Brown described the overall deficit Tuesday as “an enormous, unprecedented gap,” and said he hopes to gather ideas on how to proceed, though he has not yet offered specifics.

“There’s no one overwhelming challenge other than the fact that there’s a gap of $25 billion, which is large, and not a lot of people have many good ideas on how to deal with it,” Brown said.

The analyst recommends that the state solve the $25.4 billion problem with $10 billion in permanent changes to state government and $15.4 billion in temporary solutions of the sort California has used in the past.

One-time fixes, tiny steps

Persuading the Legislature to pass $10 billion in permanent budget changes would be a monumental task, judging by its recent performance. To solve the last two budgets, they enacted $8 billion to $10 billion in temporary tax hikes. They relied on $14 billion in stimulus aid from the federal government. They attempted to sell off state property. They used accounting tricks. They furloughed state employees.
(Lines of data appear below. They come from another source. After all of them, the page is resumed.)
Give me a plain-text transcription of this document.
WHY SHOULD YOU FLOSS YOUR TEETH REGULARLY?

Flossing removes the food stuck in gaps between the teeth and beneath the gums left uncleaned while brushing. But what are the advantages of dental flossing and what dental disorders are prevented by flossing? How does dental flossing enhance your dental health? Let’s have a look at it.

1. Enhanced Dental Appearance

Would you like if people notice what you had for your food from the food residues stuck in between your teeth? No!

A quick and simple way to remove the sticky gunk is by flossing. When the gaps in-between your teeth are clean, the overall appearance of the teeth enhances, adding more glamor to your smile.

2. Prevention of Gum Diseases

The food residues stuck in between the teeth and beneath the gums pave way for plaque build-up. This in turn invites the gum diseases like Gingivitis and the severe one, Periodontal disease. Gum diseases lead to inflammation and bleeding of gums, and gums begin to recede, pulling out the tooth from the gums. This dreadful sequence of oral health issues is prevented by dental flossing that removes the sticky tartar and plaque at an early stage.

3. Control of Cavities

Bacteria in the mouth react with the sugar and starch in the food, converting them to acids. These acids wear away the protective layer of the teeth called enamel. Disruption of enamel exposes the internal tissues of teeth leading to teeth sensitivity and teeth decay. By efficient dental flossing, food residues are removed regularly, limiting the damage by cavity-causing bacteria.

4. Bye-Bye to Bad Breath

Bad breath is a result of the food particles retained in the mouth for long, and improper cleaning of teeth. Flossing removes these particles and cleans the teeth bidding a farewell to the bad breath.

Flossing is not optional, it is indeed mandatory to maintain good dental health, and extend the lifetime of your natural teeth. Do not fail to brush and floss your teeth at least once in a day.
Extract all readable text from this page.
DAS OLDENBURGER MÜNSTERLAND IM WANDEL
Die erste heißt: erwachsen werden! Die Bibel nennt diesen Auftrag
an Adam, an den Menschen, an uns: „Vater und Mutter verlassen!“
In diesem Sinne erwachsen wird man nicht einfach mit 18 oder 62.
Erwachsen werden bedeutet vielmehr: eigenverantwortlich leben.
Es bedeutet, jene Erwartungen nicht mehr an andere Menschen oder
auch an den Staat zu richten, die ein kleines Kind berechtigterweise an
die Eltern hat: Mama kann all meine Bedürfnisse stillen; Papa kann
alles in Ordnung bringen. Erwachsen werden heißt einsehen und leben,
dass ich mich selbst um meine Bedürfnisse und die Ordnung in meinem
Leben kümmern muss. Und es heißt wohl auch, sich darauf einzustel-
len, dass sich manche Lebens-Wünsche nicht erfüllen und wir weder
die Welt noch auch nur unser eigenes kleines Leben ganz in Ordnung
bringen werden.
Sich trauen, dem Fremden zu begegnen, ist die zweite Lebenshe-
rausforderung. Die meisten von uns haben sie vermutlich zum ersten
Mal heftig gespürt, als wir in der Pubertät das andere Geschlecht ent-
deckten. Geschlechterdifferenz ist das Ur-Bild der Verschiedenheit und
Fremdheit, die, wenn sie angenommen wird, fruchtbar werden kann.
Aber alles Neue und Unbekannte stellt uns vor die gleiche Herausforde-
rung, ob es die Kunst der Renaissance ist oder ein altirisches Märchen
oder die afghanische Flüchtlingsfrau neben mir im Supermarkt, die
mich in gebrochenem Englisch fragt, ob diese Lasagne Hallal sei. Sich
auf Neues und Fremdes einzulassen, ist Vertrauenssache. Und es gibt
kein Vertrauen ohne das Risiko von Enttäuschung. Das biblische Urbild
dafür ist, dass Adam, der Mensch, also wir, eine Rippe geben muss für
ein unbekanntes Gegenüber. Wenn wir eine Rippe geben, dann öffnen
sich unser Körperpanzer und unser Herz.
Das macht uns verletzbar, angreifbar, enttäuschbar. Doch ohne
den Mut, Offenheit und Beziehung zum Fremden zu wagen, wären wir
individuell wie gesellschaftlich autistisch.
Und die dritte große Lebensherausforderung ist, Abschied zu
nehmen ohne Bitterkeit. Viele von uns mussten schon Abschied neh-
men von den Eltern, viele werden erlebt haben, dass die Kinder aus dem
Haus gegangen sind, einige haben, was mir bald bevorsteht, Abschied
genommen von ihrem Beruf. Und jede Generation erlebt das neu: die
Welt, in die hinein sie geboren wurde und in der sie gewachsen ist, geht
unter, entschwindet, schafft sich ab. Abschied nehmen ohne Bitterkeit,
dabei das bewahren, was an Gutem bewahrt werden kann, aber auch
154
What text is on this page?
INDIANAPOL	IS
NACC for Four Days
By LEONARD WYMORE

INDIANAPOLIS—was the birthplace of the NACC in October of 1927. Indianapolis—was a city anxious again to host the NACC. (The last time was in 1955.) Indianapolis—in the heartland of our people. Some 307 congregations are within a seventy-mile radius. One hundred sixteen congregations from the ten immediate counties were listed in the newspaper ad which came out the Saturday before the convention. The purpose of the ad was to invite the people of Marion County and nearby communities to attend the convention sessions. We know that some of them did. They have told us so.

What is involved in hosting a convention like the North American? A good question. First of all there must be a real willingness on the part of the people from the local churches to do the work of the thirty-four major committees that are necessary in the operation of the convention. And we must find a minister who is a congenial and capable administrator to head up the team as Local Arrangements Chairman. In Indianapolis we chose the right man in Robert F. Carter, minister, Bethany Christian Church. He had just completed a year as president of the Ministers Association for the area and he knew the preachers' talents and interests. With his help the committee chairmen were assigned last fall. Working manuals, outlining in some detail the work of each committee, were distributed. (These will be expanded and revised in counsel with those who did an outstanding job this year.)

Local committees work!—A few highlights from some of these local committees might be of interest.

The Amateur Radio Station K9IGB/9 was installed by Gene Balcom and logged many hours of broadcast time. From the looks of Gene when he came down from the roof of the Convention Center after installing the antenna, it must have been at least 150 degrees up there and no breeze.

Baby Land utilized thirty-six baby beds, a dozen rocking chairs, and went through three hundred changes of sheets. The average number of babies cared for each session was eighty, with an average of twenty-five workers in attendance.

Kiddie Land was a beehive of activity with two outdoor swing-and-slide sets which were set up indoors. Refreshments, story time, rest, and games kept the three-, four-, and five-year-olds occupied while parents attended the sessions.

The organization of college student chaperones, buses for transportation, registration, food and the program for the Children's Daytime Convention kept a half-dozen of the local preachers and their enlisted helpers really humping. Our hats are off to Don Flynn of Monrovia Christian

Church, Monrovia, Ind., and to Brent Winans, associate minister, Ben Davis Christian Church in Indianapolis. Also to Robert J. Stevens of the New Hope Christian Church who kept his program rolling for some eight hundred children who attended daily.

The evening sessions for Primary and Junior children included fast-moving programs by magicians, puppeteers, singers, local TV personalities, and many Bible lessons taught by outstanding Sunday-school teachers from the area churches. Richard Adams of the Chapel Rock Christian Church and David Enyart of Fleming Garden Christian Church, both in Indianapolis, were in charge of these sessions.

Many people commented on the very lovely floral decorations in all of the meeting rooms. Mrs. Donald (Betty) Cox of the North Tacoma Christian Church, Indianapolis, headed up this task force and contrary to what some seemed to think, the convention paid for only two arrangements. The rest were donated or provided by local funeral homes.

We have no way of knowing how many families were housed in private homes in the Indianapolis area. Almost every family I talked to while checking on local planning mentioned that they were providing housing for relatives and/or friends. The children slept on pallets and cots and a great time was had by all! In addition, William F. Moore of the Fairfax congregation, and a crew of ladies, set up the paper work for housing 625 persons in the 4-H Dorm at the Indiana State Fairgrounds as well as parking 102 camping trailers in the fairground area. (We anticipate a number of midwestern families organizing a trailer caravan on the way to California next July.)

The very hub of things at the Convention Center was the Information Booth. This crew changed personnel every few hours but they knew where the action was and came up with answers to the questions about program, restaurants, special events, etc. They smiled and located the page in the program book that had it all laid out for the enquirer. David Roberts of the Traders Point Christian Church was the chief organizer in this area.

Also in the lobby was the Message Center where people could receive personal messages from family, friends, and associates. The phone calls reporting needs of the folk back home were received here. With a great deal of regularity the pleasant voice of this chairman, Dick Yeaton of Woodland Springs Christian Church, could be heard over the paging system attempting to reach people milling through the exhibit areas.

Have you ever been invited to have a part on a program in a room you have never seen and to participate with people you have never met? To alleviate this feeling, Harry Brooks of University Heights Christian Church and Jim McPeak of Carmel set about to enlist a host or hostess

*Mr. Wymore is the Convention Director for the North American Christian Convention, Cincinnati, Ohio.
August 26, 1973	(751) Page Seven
Temporary budget solutions are easier for interest groups and lawmakers to accept, notes Fred Silva, a former legislative budget aide and adviser with the think tank California Forward.

“The advocates,” he said, “… want to say to their clients, ‘OK, I know this year was hard, was really tough, but we’re going to set ourselves up to really benefit next year.’ ”

Lawmakers and Schwarzenegger also approved a handful of permanent measures with relatively minor savings in the near term. They eliminated automatic cost-of-living adjustments for social service programs, which may save about $400 million in 2011-12 and as much as $3 billion by 2015-16 – assuming the COLAs are not restored.

They also reduced pensions for future state employees and increased contribution requirements for existing workers. They eliminated some Medi-Cal benefits, including adult dental care, and moved elderly and disabled patients into managed care.

Such changes could help the 2011-12 budget avoid about $2 billion in additional costs.

Besides that, Taylor notes, state leaders agreed to cut education funding last year and suspended the Proposition 98 guarantee this year. Though the state must eventually push education funding back to higher levels, the recent cuts save the state money in the short run.

It will likewise be difficult to find permanent ways of boosting revenue – as opposed to accounting shifts, borrowing and asset sales.

Voters’ conflicting wishes

Brown pledged during the campaign that all new taxes must receive voter approval. In the last two years, voters rejected an extension of the temporary tax hikes, as well as an $18 annual vehicle surcharge to pay for state parks.

“I think Gov. Brown has recognized as well that the appetite for new revenues just isn’t there,” said Jon Coupal, president of the Howard Jarvis Taxpayers Association. “I think the solution has to come almost exclusively from the spending side.”